Von nun an gehörten Einheiten auf dem Crosstrainer und Yogastunden zu den Highlights meiner Chemowochen und –monate. Und dann, als die Tage wieder wärmer und die Haarstoppeln wieder länger wurden, lief ich los. Ich lief, ausgestattet mit einem modischen Kopftuch und einer Pulsuhr, um mich immer innerhalb meiner körperlichen Belastungsgrenzen bewegen und steigern zu können. Ich lief, und lief, zuerst nur einige Meter am Stück, bis ich am Ende des Sommers meine bekannte Joggingstrecke wieder ohne Unterbruch bewältigen konnte. Es war ein überragendes Gefühl, meinen Körper wieder aus dem gezwungenen Schlafmodus der physischen Erschöpfung zu holen. Und auf einmal – ganz nebenbei und als positiver Nebeneffekt – war es wieder da, dieses gute Gefühl von körperlicher Anstrengung.
Das Laufen ist – bis heute – mein Weg, die Angst vor meiner Krankheit in Schach zu halten. Ich laufe, um hoffentlich stets schneller zu sein als „K“, der mich mit einer zumindest statistisch erhöhten Wahrscheinlichkeit vielleicht wieder einholen möchte.

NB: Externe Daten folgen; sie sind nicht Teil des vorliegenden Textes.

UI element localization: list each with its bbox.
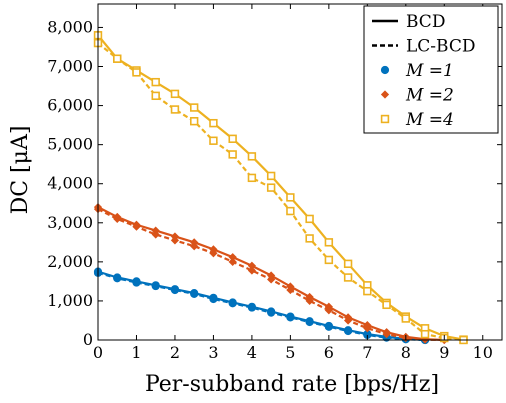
series-3-lcbcd-point — [382, 300, 391, 310]
series-3-bcd-point — [170, 89, 180, 99]
series-3-lcbcd-point — [420, 329, 430, 339]
series-2-lcbcd-point — [324, 306, 333, 315]
x-tick-label: 9 — [439, 343, 449, 362]
series-3-bcd-point — [189, 103, 199, 112]
series-1-lcbcd-point — [286, 313, 295, 322]
series-3-lcbcd-point — [305, 234, 314, 243]
series-3-lcbcd-point — [132, 68, 141, 77]
series-3-bcd-point — [266, 171, 276, 181]
y-tick-label: 4,000 — [47, 174, 93, 193]
series-2-lcbcd-point — [305, 296, 314, 306]
y-tick-label: 7,000 — [47, 57, 93, 76]
series-3-bcd-point — [228, 134, 237, 143]
series-2-lcbcd-point — [382, 330, 391, 339]
series-3-lcbcd-point — [266, 183, 276, 192]
series-3-lcbcd-point — [401, 314, 411, 323]
series-2-lcbcd-point — [190, 242, 199, 251]
x-tick-label: 1 — [131, 343, 141, 362]
x-tick-label: 7 — [362, 343, 372, 362]
x-tick-label: 0 — [93, 343, 103, 362]
legend-label: BCD — [406, 12, 445, 32]
y-tick-label: 5,000 — [47, 135, 93, 154]
legend-label: LC-BCD — [406, 37, 476, 57]
y-tick-label: 8,000 — [47, 17, 93, 36]
series-1-lcbcd-point — [170, 285, 180, 295]
series-1-lcbcd-point — [132, 278, 141, 287]
series-3-lcbcd-point — [189, 117, 199, 126]
series-1-lcbcd-point — [113, 274, 122, 283]
legend-marker-swatch — [380, 90, 390, 99]
series-2-lcbcd-point — [132, 222, 141, 231]
series-2-lcbcd-point — [228, 257, 237, 266]
series-3-lcbcd-point — [324, 255, 334, 265]
x-tick-label: 8 — [401, 343, 411, 362]
series-1 — [93, 267, 430, 345]
series-1-lcbcd-point — [151, 281, 160, 291]
series-2-lcbcd-point — [247, 266, 257, 275]
legend-marker-swatch — [380, 65, 390, 75]
series-2-lcbcd-point — [267, 275, 276, 284]
x-tick-label: 2 — [170, 343, 180, 362]
series-3-lcbcd-point — [363, 286, 372, 296]
series-3-lcbcd-point — [343, 273, 353, 282]
legend-label: M =1 — [405, 61, 454, 81]
series-3-lcbcd-point — [228, 150, 237, 159]
y-tick-label: 0 — [83, 330, 93, 349]
series-2-lcbcd-point — [170, 236, 180, 245]
series-1-lcbcd-point — [247, 303, 257, 312]
series-1-lcbcd-point — [343, 326, 353, 336]
series-3-lcbcd-point — [170, 105, 180, 114]
x-tick-label: 6 — [324, 343, 334, 362]
series-3-bcd-point — [247, 152, 257, 161]
series-1-bcd-line — [97, 270, 426, 342]
y-axis-label: DC [μA] — [8, 126, 33, 215]
legend-label: M =2 — [405, 86, 454, 106]
y-tick-label: 2,000 — [47, 252, 93, 271]
series-1-lcbcd-point — [267, 308, 276, 317]
series-3-lcbcd-point — [247, 173, 257, 183]
series-2-lcbcd-point — [151, 230, 160, 239]
series-3-bcd-point — [286, 193, 295, 202]
x-tick-label: 10 — [473, 343, 493, 362]
series-3-lcbcd-point — [209, 136, 218, 145]
series-2 — [93, 203, 449, 345]
series-1-lcbcd-point — [324, 322, 333, 331]
series-3-bcd-point — [305, 214, 314, 224]
series-3-bcd-point — [343, 259, 353, 269]
series-1-lcbcd-point — [190, 289, 199, 298]
x-axis-label: Per-subband rate [bps/Hz] — [145, 372, 439, 397]
series-2-lcbcd-point — [363, 324, 372, 333]
x-tick-label: 3 — [208, 343, 218, 362]
series-1-lcbcd-point — [228, 299, 237, 308]
series-2-lcbcd-point — [343, 316, 353, 325]
axes-layer: 0 1 2 3 4 5 6 7 8 9 10 0 1,000 2,000 3,000 4,000 5,000 6,… — [47, 3, 503, 362]
plot-frame — [97, 3, 503, 341]
series-2-lcbcd-point — [113, 214, 122, 223]
legend-marker-swatch — [380, 114, 390, 124]
series-3-bcd-point — [151, 77, 160, 87]
series-3-lcbcd-point — [286, 206, 295, 216]
legend-label: M =4 — [405, 110, 454, 130]
series-3-lcbcd-point — [113, 54, 122, 63]
series-2-lcbcd-point — [286, 285, 295, 295]
series-3-lcbcd-point — [151, 91, 160, 101]
series-3-bcd-point — [209, 118, 218, 128]
series-1-lcbcd-point — [305, 317, 314, 327]
series-2-lcbcd-point — [209, 249, 218, 258]
series-1-lcbcd-point — [209, 294, 218, 304]
y-tick-label: 6,000 — [47, 96, 93, 115]
legend: BCD LC-BCD M =1 M =2 M =4 — [363, 5, 499, 134]
y-tick-label: 1,000 — [47, 291, 93, 310]
y-tick-label: 3,000 — [47, 213, 93, 232]
x-tick-label: 5 — [285, 343, 295, 362]
x-tick-label: 4 — [247, 343, 257, 362]
series-3-bcd-point — [324, 238, 334, 247]
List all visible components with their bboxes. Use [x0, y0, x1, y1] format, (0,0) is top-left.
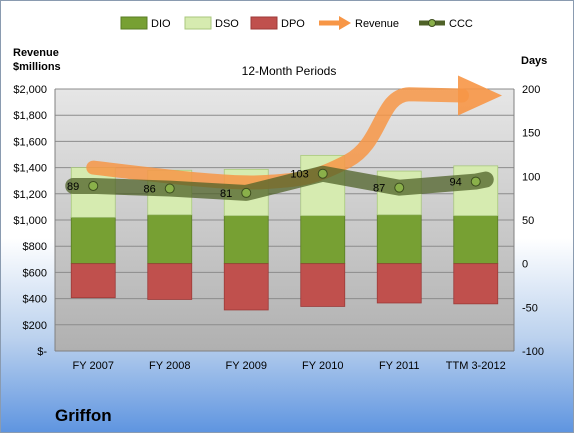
- ccc-data-label: 89: [67, 181, 79, 193]
- ccc-data-label: 81: [220, 188, 232, 200]
- x-tick-label: FY 2011: [379, 360, 420, 372]
- company-name: Griffon: [55, 406, 112, 425]
- right-axis-title: Days: [521, 55, 547, 67]
- x-axis: FY 2007 FY 2008 FY 2009 FY 2010 FY 2011 TTM 3…: [55, 350, 514, 372]
- dpo-bar: [300, 263, 346, 307]
- dio-bar: [453, 215, 499, 265]
- left-axis: $- $200 $400 $600 $800 $1,000 $1,200 $1,400 $1,6…: [13, 84, 56, 358]
- left-tick-label: $-: [37, 346, 47, 358]
- left-axis-title-line2: $millions: [13, 61, 61, 73]
- dio-bar: [376, 214, 422, 265]
- dpo-bar: [70, 263, 116, 299]
- left-tick-label: $1,800: [13, 110, 47, 122]
- ccc-data-label: 94: [450, 177, 462, 189]
- legend-label: CCC: [449, 18, 473, 30]
- x-tick-label: FY 2009: [226, 360, 267, 372]
- ccc-point: [317, 168, 328, 179]
- x-tick-label: FY 2010: [302, 360, 343, 372]
- dpo-bar: [223, 263, 269, 311]
- left-axis-title-line1: Revenue: [13, 47, 59, 59]
- left-tick-label: $600: [23, 267, 47, 279]
- left-tick-label: $1,200: [13, 189, 47, 201]
- right-axis: -100 -50 0 50 100 150 200: [513, 84, 544, 358]
- ccc-point: [470, 176, 481, 187]
- right-tick-label: 200: [522, 84, 540, 96]
- legend-label: Revenue: [355, 18, 399, 30]
- right-tick-label: -50: [522, 302, 538, 314]
- left-tick-label: $400: [23, 294, 47, 306]
- x-tick-label: FY 2007: [73, 360, 114, 372]
- ccc-data-label: 103: [290, 169, 308, 181]
- legend-swatch-arrowhead: [339, 16, 351, 30]
- dio-bar: [223, 215, 269, 265]
- dpo-bar: [147, 263, 193, 300]
- ccc-data-label: 86: [144, 184, 156, 196]
- left-tick-label: $800: [23, 241, 47, 253]
- right-tick-label: 0: [522, 259, 528, 271]
- legend-swatch: [120, 16, 148, 30]
- legend: DIO DSO DPO Revenue CCC: [120, 16, 473, 30]
- left-tick-label: $200: [23, 320, 47, 332]
- legend-swatch: [184, 16, 212, 30]
- chart-title: 12-Month Periods: [242, 64, 337, 78]
- legend-label: DIO: [151, 18, 171, 30]
- right-tick-label: 100: [522, 171, 540, 183]
- ccc-point: [241, 187, 252, 198]
- legend-swatch-marker: [428, 19, 436, 27]
- right-tick-label: -100: [522, 346, 544, 358]
- ccc-point: [164, 183, 175, 194]
- left-tick-label: $2,000: [13, 84, 47, 96]
- dio-bar: [147, 214, 193, 265]
- left-tick-label: $1,600: [13, 136, 47, 148]
- ccc-point: [88, 180, 99, 191]
- right-tick-label: 150: [522, 128, 540, 140]
- ccc-line: 89 86 81 103 87 94: [65, 165, 494, 201]
- x-tick-label: FY 2008: [149, 360, 190, 372]
- dio-bar: [300, 215, 346, 265]
- dpo-bar: [376, 263, 422, 304]
- ccc-band: [65, 165, 494, 201]
- revenue-arrowhead: [458, 75, 502, 116]
- left-tick-label: $1,400: [13, 163, 47, 175]
- ccc-data-label: 87: [373, 183, 385, 195]
- dio-bar: [70, 216, 116, 265]
- left-tick-label: $1,000: [13, 215, 47, 227]
- dpo-bar: [453, 263, 499, 305]
- right-tick-label: 50: [522, 215, 534, 227]
- legend-label: DPO: [281, 18, 305, 30]
- legend-swatch: [250, 16, 278, 30]
- legend-label: DSO: [215, 18, 239, 30]
- ccc-point: [394, 182, 405, 193]
- x-tick-label: TTM 3-2012: [446, 360, 506, 372]
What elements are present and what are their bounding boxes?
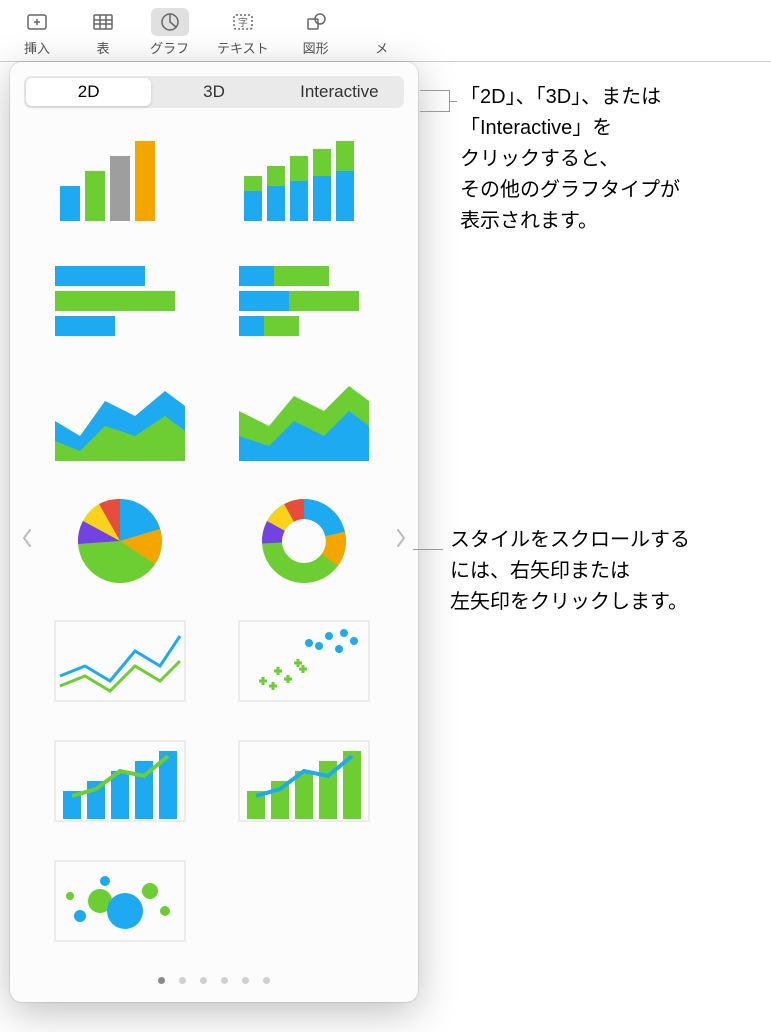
line-chart-thumb[interactable] [50, 616, 190, 706]
callout-arrows: スタイルをスクロールする には、右矢印または 左矢印をクリックします。 [450, 525, 690, 618]
toolbar-label: 挿入 [24, 38, 50, 57]
tab-2d[interactable]: 2D [26, 78, 151, 106]
donut-chart-thumb[interactable] [234, 496, 374, 586]
bubble-chart-thumb[interactable] [50, 856, 190, 946]
chart-grid [50, 136, 378, 946]
column-chart-thumb[interactable] [50, 136, 190, 226]
stacked-area-chart-thumb[interactable] [234, 376, 374, 466]
toolbar-label: 図形 [303, 38, 329, 57]
scatter-chart-thumb[interactable] [234, 616, 374, 706]
page-dot[interactable] [200, 977, 207, 984]
toolbar-label: 表 [96, 38, 109, 57]
plus-box-icon [25, 10, 49, 34]
toolbar-label: テキスト [217, 38, 269, 57]
chevron-left-icon [20, 526, 34, 550]
bar-chart-thumb[interactable] [50, 256, 190, 346]
toolbar-chart[interactable]: グラフ [136, 4, 203, 61]
prev-style-button[interactable] [10, 526, 44, 550]
stacked-column-chart-thumb[interactable] [234, 136, 374, 226]
area-chart-thumb[interactable] [50, 376, 190, 466]
chart-popover: 2D 3D Interactive [10, 62, 418, 1002]
page-dots [10, 963, 418, 1002]
toolbar: 挿入 表 グラフ 字 テキスト 図形 [0, 0, 771, 62]
toolbar-label: メ [375, 38, 388, 57]
chevron-right-icon [394, 526, 408, 550]
combo-chart-2-thumb[interactable] [234, 736, 374, 826]
tab-3d[interactable]: 3D [151, 78, 276, 106]
text-box-icon: 字 [231, 10, 255, 34]
shapes-icon [304, 10, 328, 34]
toolbar-table[interactable]: 表 [70, 4, 136, 61]
toolbar-label: グラフ [150, 38, 189, 57]
page-dot[interactable] [242, 977, 249, 984]
combo-chart-1-thumb[interactable] [50, 736, 190, 826]
page-dot[interactable] [263, 977, 270, 984]
stacked-bar-chart-thumb[interactable] [234, 256, 374, 346]
chart-area [10, 116, 418, 963]
callout-line [413, 549, 443, 550]
tab-interactive[interactable]: Interactive [277, 78, 402, 106]
page-dot[interactable] [179, 977, 186, 984]
toolbar-text[interactable]: 字 テキスト [203, 4, 283, 61]
toolbar-media-truncated[interactable]: メ [349, 4, 415, 61]
svg-text:字: 字 [238, 16, 248, 29]
table-icon [91, 10, 115, 34]
pie-chart-thumb[interactable] [50, 496, 190, 586]
toolbar-shape[interactable]: 図形 [283, 4, 349, 61]
page-dot[interactable] [158, 977, 165, 984]
toolbar-insert[interactable]: 挿入 [4, 4, 70, 61]
pie-icon [158, 10, 182, 34]
callout-tabs: 「2D」、「3D」、または 「Interactive」を クリックすると、 その… [460, 82, 680, 237]
chart-tabbar: 2D 3D Interactive [24, 76, 404, 108]
page-dot[interactable] [221, 977, 228, 984]
callout-bracket [420, 90, 450, 112]
next-style-button[interactable] [384, 526, 418, 550]
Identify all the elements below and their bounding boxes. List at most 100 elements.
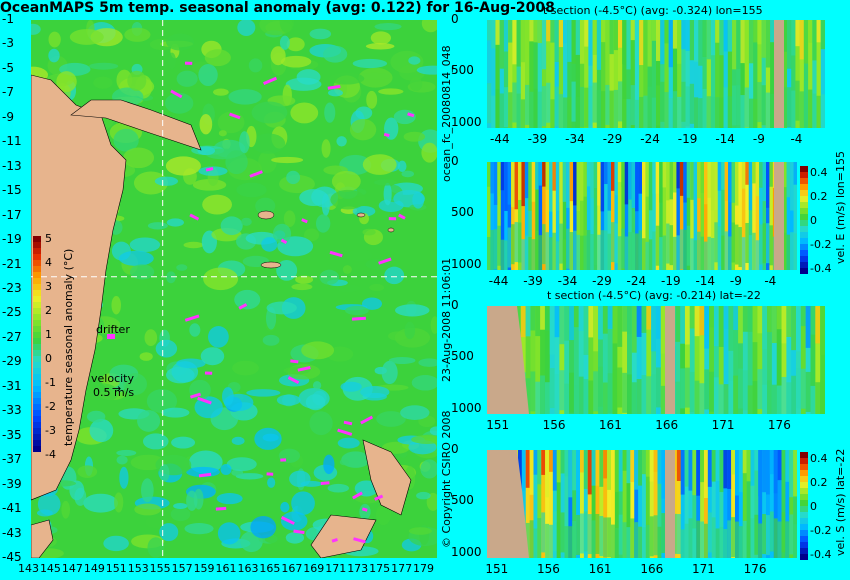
map-lat-tick: -31 (2, 378, 22, 393)
map-lat-tick: -11 (2, 134, 22, 149)
section-x-tick: 176 (743, 562, 767, 576)
map-lat-tick: -1 (2, 12, 14, 26)
map-colorbar-tick: 0 (45, 352, 52, 365)
map-lon-tick: 161 (215, 562, 237, 575)
map-lat-tick: -33 (2, 403, 22, 418)
map-colorbar (33, 236, 41, 452)
section-x-tick: 151 (486, 418, 510, 432)
section-x-tick: -44 (490, 132, 510, 146)
map-lat-tick: -41 (2, 501, 22, 516)
section-y-tick: 0 (451, 12, 459, 26)
section-x-tick: -24 (626, 274, 647, 288)
colorbar-tick: 0.2 (810, 476, 828, 489)
section-x-tick: 161 (588, 562, 612, 576)
section-x-tick: 161 (598, 418, 622, 432)
section-1-plot (487, 20, 825, 128)
section-x-tick: -14 (715, 132, 735, 146)
section-x-tick: 166 (640, 562, 664, 576)
map-lon-tick: 169 (303, 562, 325, 575)
section-3-title: t section (-4.5°C) (avg: -0.214) lat=-22 (547, 289, 761, 302)
section-x-tick: 156 (542, 418, 566, 432)
vel-s-colorbar (800, 452, 808, 560)
section-y-tick: 0 (451, 298, 459, 312)
map-colorbar-tick: -3 (45, 424, 56, 437)
drifter-marker (107, 334, 115, 339)
map-lat-tick: -39 (2, 476, 22, 491)
section-y-tick: 1000 (451, 114, 482, 129)
colorbar-tick: 0.4 (810, 166, 828, 179)
map-lat-tick: -9 (2, 109, 14, 124)
section-x-tick: -29 (592, 274, 612, 288)
map-colorbar-tick: 2 (45, 304, 52, 317)
velocity-value: 0.5 m/s (93, 386, 135, 399)
map-lat-tick: -17 (2, 207, 22, 222)
section-2-plot (487, 162, 797, 270)
copyright-label: © Copyright CSIRO 2008 (440, 410, 453, 548)
map-colorbar-label: temperature seasonal anomaly (°C) (62, 248, 75, 446)
drifter-label: drifter (96, 323, 130, 336)
section-x-tick: -14 (695, 274, 716, 288)
section-x-tick: -29 (602, 132, 623, 146)
map-colorbar-tick: 3 (45, 280, 52, 293)
colorbar-tick: 0 (810, 500, 817, 513)
map-lat-tick: -35 (2, 427, 22, 442)
velocity-label: velocity (91, 372, 134, 385)
section-y-tick: 1000 (451, 544, 482, 559)
map-lat-tick: -27 (2, 329, 22, 344)
section-x-tick: 171 (711, 418, 735, 432)
map-lat-tick: -13 (2, 158, 22, 173)
map-lon-tick: 177 (391, 562, 413, 575)
map-lon-tick: 165 (259, 562, 281, 575)
map-lon-tick: 157 (171, 562, 193, 575)
map-lat-tick: -29 (2, 354, 22, 369)
section-x-tick: 171 (692, 562, 715, 576)
vel-e-colorbar (800, 166, 808, 274)
section-x-tick: 151 (485, 562, 509, 576)
section-y-tick: 1000 (451, 400, 482, 415)
section-x-tick: -44 (488, 274, 509, 288)
map-lat-tick: -37 (2, 452, 22, 467)
velocity-arrow-icon: → (112, 382, 122, 395)
map-lon-tick: 179 (413, 562, 435, 575)
colorbar-tick: -0.4 (810, 548, 832, 561)
section-x-tick: -19 (677, 132, 698, 146)
colorbar-tick: -0.4 (810, 262, 832, 275)
page-title: OceanMAPS 5m temp. seasonal anomaly (avg… (0, 0, 555, 16)
section-x-tick: -34 (557, 274, 578, 288)
section-x-tick: -4 (764, 274, 777, 288)
colorbar-tick: -0.2 (810, 238, 832, 251)
map-lon-tick: 145 (39, 562, 61, 575)
map-colorbar-tick: -1 (45, 376, 56, 389)
section-x-tick: -24 (640, 132, 660, 146)
section-x-tick: -4 (790, 132, 803, 146)
vel-e-colorbar-label: vel. E (m/s) lon=155 (834, 151, 847, 264)
map-lat-tick: -7 (2, 85, 14, 100)
map-lon-tick: 149 (83, 562, 105, 575)
section-y-tick: 500 (451, 349, 474, 364)
section-x-tick: -39 (523, 274, 543, 288)
colorbar-tick: 0 (810, 214, 817, 227)
map-lat-tick: -21 (2, 256, 22, 271)
section-1-title: t section (-4.5°C) (avg: -0.324) lon=155 (543, 4, 763, 17)
map-lon-tick: 163 (237, 562, 259, 575)
section-4-plot (487, 450, 797, 558)
map-lat-tick: -3 (2, 36, 14, 51)
section-y-tick: 0 (451, 442, 459, 456)
section-x-tick: 156 (537, 562, 560, 576)
map-lat-tick: -25 (2, 305, 22, 320)
map-lon-tick: 159 (193, 562, 215, 575)
section-y-tick: 500 (451, 205, 474, 220)
map-colorbar-tick: -4 (45, 448, 56, 461)
map-lat-tick: -5 (2, 60, 14, 75)
map-lon-tick: 151 (105, 562, 127, 575)
map-lon-tick: 171 (325, 562, 347, 575)
map-lon-tick: 167 (281, 562, 303, 575)
colorbar-tick: -0.2 (810, 524, 832, 537)
section-3-plot (487, 306, 825, 414)
map-colorbar-tick: -2 (45, 400, 56, 413)
map-lat-tick: -19 (2, 232, 22, 247)
section-x-tick: -34 (565, 132, 585, 146)
section-x-tick: 176 (767, 418, 791, 432)
map-colorbar-tick: 5 (45, 232, 52, 245)
colorbar-tick: 0.4 (810, 452, 828, 465)
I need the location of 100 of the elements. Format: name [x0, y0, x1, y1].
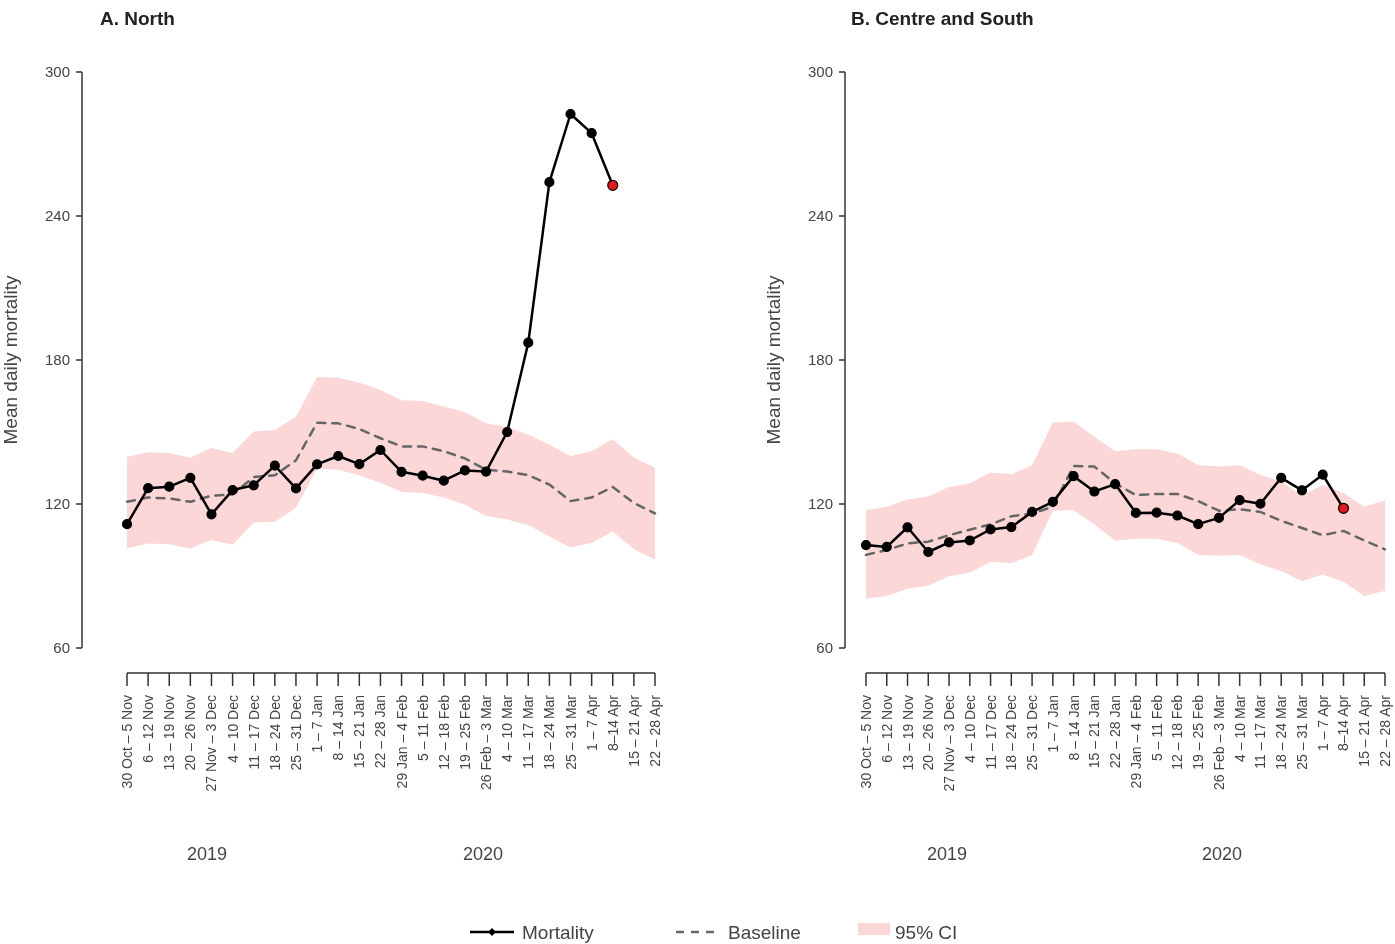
point	[354, 459, 365, 470]
y-tick-label: 180	[44, 351, 70, 369]
point	[1276, 472, 1287, 483]
x-tick-label: 27 Nov – 3 Dec	[203, 695, 220, 792]
x-tick-label: 22 – 28 Apr	[1377, 694, 1393, 767]
point	[607, 179, 619, 191]
point	[164, 481, 175, 492]
point	[1130, 507, 1141, 518]
point	[290, 483, 302, 494]
y-tick-label: 60	[816, 639, 833, 657]
x-tick-label: 13 – 19 Nov	[161, 695, 178, 771]
x-tick-label: 15 – 21 Apr	[625, 694, 642, 767]
y-axis-title: Mean daily mortality	[763, 275, 784, 445]
x-tick-label: 26 Feb – 3 Mar	[478, 694, 495, 790]
y-tick-label: 300	[44, 63, 70, 81]
x-tick-label: 6 – 12 Nov	[140, 695, 157, 763]
point	[1006, 521, 1017, 533]
x-tick-label: 12 – 18 Feb	[1169, 694, 1186, 770]
point	[502, 426, 513, 438]
text: 2019	[926, 844, 968, 864]
x-tick-label: 18 – 24 Dec	[1003, 695, 1020, 771]
x-tick-label: 15 – 21 Jan	[351, 695, 368, 769]
point	[375, 444, 386, 456]
x-tick-label: 5 – 11 Feb	[1148, 694, 1165, 761]
text: 2020	[462, 844, 504, 864]
x-tick-label: 13 – 19 Nov	[899, 695, 916, 771]
legend-label: Mortality	[522, 921, 595, 943]
point	[438, 475, 449, 486]
legend-label: Baseline	[728, 921, 801, 943]
x-tick-label: 20 – 26 Nov	[920, 695, 937, 771]
point	[1110, 478, 1121, 490]
x-tick-label: 18 – 24 Mar	[1273, 694, 1290, 770]
x-tick-label: 25 – 31 Mar	[562, 694, 579, 770]
point	[333, 450, 344, 462]
text: 2020	[1201, 844, 1243, 864]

So selten ich mir vor dem Tag X Gedanken über die Grenzen meiner Gesundheit gemacht habe, umso stärker sind nun alle meine Wahrnehmungssensoren auf jede Zelle meines Körpers gerichtet. Wenn ich laufe, habe ich das Gefühl, die offensichtliche Willkür, mit der mich „K“ heimgesucht hat, ein Stück weit kontrollieren zu können. Wenn mein Herz 160 Mal pro Minute Blut durch die Adern pumpt, denke ich, dass meine Zellen bei ihrer Achterbahnfahrt durch meinen Körper keine Zeit haben, um Schabernack zu treiben.
Die Frage nach dem „Warum?“ werde ich nie beantworten können. Und so bleibt mit nichts anderes übrig, als tiefe Dankbarkeit dafür zu empfinden, dass ich wieder gesund bin. Dafür, dass ich wieder in der Lage bin, Sport zu treiben und darauf zu vertrauen, dass meine Milchmädchenrechnung irgendwie aufgeht.